Mais paciência com as crianças

Mais paciência com as crianças

Brinquedos pelo chão, chororô por qualquer motivo, “não fui eu” (quando você sabe que foi), leite derramado na mesa do café. Respire fundo e se console com o fato de que todos os pais enfrentam comportamentos semelhantes dos filhos, em determinadas fases – e isso independe da personalidade deles.

Há períodos em que as crianças são desorganizadas, emocionalmente imaturas, contam pequenas mentiras, derrubam tudo que veem pela frente. E isso é normal, faz parte do desenvolvimento físico, cognitivo, emocional ou psicossocial. Basta ter em mente que essas chateações, mesmo quando persistentes, são transitórias e, assim, conte até dez, tentando perdoar seu filho antes de dar bronca.

Até o fim da adolescência, a criança passa por mudanças físicas importantes, que demandam adaptação e novas percepções corporais. Por isso, conforme-se: nessa fase, é bem provável que ela seja desastrada, na tentativa de situar seu corpo no espaço. Mas é esperado que, com o passar do tempo, a coordenação motora vá aumentando, o que ajuda a agir de forma menos estabanada.

2. Ele é desatento

Quando essa característica não prejudica as atividades cotidianas, ela é considerada normal. Acontece porque o mundo é cheio de informações, despertando nas crianças uma curiosidade de explorá-las – aí, fica difícil manter o foco. Conforme ela cresce, vai aprimorando a habilidade de concentração, que só se consolida por volta dos 7 anos, com o amadurecimento do córtex pré-frontal, uma área do cérebro que regula essa função.
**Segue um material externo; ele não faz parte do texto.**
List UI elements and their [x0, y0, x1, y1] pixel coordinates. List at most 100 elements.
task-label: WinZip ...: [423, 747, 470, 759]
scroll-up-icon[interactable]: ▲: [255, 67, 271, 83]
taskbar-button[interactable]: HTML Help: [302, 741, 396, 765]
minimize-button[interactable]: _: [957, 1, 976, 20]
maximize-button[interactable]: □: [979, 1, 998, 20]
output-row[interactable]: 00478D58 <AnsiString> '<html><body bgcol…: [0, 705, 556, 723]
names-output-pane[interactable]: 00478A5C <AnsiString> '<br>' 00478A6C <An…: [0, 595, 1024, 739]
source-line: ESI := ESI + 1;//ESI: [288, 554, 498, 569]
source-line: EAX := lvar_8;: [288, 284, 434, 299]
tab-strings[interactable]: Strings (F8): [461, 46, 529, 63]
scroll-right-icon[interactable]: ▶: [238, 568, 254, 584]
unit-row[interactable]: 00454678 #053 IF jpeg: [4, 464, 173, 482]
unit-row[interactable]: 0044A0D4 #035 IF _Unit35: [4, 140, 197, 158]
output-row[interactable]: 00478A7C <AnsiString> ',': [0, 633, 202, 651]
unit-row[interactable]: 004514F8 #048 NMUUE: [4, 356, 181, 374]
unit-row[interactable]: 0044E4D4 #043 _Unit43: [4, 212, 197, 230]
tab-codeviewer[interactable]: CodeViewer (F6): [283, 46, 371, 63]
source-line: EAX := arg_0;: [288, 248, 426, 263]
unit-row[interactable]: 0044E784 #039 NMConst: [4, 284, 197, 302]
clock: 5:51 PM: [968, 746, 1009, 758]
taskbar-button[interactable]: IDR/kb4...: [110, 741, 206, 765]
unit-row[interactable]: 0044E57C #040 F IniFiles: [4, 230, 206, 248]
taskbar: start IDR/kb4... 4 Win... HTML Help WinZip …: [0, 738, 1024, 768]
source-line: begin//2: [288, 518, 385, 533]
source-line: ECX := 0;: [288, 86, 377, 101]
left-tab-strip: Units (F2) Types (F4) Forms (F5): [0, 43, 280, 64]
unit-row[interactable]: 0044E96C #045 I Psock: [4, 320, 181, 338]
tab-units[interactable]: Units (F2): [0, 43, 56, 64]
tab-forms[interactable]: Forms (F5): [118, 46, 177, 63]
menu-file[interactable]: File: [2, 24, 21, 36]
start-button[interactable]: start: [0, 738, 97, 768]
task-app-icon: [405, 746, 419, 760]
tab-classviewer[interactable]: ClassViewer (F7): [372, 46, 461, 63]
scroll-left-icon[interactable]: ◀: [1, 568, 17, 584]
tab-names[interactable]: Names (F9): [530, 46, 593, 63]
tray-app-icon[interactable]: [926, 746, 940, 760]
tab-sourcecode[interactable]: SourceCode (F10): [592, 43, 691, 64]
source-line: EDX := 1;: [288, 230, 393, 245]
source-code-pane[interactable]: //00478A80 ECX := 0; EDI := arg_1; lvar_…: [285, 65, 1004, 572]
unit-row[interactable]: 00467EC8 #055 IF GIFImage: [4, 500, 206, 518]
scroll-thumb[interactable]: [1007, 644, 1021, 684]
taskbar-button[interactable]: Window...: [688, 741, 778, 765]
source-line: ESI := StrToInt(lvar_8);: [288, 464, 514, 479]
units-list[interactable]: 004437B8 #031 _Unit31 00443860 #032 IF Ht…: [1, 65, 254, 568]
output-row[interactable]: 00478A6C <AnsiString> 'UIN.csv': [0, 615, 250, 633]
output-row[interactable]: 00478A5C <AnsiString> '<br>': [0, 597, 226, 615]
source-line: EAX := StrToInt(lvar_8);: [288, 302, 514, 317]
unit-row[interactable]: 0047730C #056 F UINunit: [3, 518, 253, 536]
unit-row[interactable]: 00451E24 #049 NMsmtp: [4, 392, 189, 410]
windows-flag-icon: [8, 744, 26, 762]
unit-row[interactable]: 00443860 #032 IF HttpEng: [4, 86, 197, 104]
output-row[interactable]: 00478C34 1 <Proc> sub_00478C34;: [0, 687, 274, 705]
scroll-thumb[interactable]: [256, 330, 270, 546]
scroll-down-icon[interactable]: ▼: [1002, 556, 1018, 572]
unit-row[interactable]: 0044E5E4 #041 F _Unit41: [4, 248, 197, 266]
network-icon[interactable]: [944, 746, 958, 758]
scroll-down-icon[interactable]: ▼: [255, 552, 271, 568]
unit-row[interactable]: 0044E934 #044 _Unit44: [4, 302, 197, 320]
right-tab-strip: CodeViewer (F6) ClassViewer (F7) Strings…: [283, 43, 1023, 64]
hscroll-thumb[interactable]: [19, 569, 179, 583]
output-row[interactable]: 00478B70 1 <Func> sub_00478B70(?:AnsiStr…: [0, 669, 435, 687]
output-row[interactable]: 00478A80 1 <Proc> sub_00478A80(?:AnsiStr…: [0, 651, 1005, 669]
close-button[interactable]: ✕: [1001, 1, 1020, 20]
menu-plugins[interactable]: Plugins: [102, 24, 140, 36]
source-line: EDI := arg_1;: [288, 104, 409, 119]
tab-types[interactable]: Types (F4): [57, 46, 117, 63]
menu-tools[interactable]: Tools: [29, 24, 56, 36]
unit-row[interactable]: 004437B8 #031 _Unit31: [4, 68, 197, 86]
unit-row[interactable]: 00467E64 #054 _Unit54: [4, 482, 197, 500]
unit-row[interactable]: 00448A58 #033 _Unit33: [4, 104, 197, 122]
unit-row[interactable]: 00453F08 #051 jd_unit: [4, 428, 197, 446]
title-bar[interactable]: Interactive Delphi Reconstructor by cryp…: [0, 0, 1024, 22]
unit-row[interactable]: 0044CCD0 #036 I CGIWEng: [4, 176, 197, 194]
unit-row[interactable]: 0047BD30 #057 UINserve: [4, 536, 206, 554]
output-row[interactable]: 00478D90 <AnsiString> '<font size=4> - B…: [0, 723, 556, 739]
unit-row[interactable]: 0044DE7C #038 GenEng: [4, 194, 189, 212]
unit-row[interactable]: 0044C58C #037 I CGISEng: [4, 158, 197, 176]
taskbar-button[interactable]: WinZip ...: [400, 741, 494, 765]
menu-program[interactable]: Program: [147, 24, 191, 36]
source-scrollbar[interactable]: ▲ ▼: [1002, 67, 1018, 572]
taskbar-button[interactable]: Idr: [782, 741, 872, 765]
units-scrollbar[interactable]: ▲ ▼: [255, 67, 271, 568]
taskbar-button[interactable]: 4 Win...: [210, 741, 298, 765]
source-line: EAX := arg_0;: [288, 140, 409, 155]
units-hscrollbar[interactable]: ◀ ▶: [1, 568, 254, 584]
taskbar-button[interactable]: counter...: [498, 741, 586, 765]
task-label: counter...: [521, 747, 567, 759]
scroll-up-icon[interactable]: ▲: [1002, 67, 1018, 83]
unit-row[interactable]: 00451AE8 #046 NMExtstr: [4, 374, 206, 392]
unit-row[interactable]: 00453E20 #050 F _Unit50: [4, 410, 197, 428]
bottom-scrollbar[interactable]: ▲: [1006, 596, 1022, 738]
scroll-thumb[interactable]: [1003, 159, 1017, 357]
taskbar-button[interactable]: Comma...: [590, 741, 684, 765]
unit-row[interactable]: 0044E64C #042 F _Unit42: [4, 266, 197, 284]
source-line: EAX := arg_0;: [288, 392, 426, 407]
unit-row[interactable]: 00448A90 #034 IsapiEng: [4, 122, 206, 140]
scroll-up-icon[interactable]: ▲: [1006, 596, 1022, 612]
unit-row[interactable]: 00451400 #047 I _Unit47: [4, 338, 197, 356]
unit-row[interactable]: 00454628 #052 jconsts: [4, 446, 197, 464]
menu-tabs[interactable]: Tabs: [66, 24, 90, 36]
Isso não quer dizer, porém, que os adultos devem esperar esse processo acontecer passivamente – cabe a eles contribuir com o exercício da atenção.

3. Ele não é flexível

A fase do “não” é implacável: quase todas as crianças de 18 meses a 4 anos passam por ela. É quando começam a se perceber como indivíduos independentes da mãe e querem deixar bem claro seus gostos e opiniões. Evite dizer “não” a todo momento, caso contrário, seu filho reproduzirá o que ouve. Defina regras e, ao mesmo tempo, dê opções. Por exemplo: se ele chora e diz que não vai vestir a roupa que você escolheu, separe três alternativas e pergunte qual prefere. Assim, a criança sentirá mais controle sobre a situação e terá disposição em colaborar. E você ficará tranquilo, pois o traje seguramente será adequado para a ocasião.

4. Ele pode ser egoísta

A verdade é que, até os 7 anos – e mais intensamente por volta dos 3 –, as crianças são egocêntricas, acham que o mundo gira em torno delas. Ser filho único não piora, necessariamente, a situação. O que realmente influencia é a educação dos pais. Por isso, valorize as pequenas ações do seu filho, quando tiver iniciativas altruístas, e mostre desenhos, filmes e livros infantis em que o ato esteja associado a um final feliz. A convivência com outras crianças também é positiva, pois exercita a capacidade de relacionamento interpessoal, permitindo que experimente outros pontos de vista e, com isso, amplie o seu próprio.

5. Ele é desorganizado

Sejamos sinceros: criança nenhuma gosta de arrumar os brinquedos, principalmente porque isso significa que a brincadeira acabou. E a resistência já começa a partir dos 2 anos, quando os pais passam a encontrar objetos espalhados pela casa e têm uma dificuldade enorme em fazer com que o filho os coloque no lugar. O primeiro passo para ensinar o “usou, guardou” é dar o exemplo, mantendo a casa sempre arrumada. Encontrar meios de tornar a organização mais divertida também costuma funcionar. Para facilitar a vida das crianças, é importante que os pais providenciem baús, caixas organizadoras ou estantes para colocar os brinquedos, disponíveis em uma altura acessível. Doar aqueles que não são mais usados é uma boa dica, pois evita o acúmulo.

6. Ele pode mentir às vezes

Durante o desenvolvimento, as crianças misturam realidade e fantasia e, não raro, a mentira aparece nesse contexto. A maturidade para distinguir o verdadeiro do falso vem ao longo do tempo. De qualquer forma, é necessário que os pais mostrem aos filhos que mentir é errado e traz consequências – mesmo que a atitude pareça conveniente para evitar broncas, trazer recompensas, isentar-se de culpa, melhorar a autoestima ou chamar a atenção. É missão dos adultos identificar a motivação e repreender a criança, para que entenda que a verdade é o melhor caminho. Em vez de castigar ou dar uma bronca, o melhor é esclarecer os benefícios e os prejuízos de cada conduta. O mais importante, porém, é educar pelo exemplo. Se você está em casa e pede para seu filho dizer que saiu, está ensinando-o a mentir. Parece bobagem, mas esse tipo de atitude confunde as crianças e estimula a prática da mentira.